Na história da humanidade, desde as primeiras civilizações, o carro de bois era indispensável na lavoura, na lavragem da terra atrelado à charrua, bem como no transporte de materiais pesados. Na Grécia Antiga não se admitia matar o boi de lavoura e as leis atenienses puniam o bovicídio duramente.

O vetusto carro de bois foi trazido pelos portugueses sendo o primeiro veículo que rodou no Brasil Colônia. Carreava materiais de construção para o levantamento das primeiras vilas, para edificação de moradias, capelas e fazendas. Transportava madeiras longas e pesadas e grandes blocos de pedra. Conduzia do litoral para os povoados as mercadorias que vinham de além-mar e igualmente carregavam para os portos de embarque toras de pau brasil e caixas de açúcar.

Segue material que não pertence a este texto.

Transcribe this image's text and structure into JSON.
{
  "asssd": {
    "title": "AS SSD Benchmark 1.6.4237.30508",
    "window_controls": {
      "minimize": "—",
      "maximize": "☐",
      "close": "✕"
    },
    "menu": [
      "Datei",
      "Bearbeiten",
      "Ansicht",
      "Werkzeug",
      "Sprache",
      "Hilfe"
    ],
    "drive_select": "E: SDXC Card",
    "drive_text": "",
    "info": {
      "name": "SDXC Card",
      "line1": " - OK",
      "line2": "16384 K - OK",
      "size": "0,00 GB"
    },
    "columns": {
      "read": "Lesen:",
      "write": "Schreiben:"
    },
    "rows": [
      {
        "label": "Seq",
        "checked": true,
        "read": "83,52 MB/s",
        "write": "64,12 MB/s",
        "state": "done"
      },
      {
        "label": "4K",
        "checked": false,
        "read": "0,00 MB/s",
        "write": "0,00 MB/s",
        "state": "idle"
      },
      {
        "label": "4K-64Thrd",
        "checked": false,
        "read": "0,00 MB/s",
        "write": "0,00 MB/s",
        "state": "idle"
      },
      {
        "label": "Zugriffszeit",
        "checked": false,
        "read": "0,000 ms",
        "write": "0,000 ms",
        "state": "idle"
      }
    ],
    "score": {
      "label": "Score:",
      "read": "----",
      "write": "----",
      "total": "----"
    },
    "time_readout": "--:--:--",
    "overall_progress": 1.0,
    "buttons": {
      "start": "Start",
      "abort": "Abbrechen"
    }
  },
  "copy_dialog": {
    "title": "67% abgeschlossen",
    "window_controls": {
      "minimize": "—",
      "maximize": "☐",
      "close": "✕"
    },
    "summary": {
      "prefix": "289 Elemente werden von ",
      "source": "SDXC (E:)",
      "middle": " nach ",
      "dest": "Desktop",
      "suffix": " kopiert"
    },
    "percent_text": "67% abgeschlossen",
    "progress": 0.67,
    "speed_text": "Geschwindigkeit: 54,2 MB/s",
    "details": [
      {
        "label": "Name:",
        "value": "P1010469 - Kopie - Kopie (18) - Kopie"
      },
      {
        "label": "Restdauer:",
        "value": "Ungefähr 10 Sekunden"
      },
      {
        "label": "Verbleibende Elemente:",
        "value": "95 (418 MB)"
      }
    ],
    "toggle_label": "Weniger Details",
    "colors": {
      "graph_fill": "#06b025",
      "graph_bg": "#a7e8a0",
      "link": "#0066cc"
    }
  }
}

Não se pode pensar em cultura canavieira ou na indústria do açúcar no Brasil sem associar a presença dos rudes veículos tirados por bois. Traziam a cana dos canaviais para os picadeiros dos engenhos e para as moendas. Transportavam a lenha das florestas para as suas fornalhas e igualmente levavam as caixas de açúcar dos tendais para os mercados ou portos de embarque.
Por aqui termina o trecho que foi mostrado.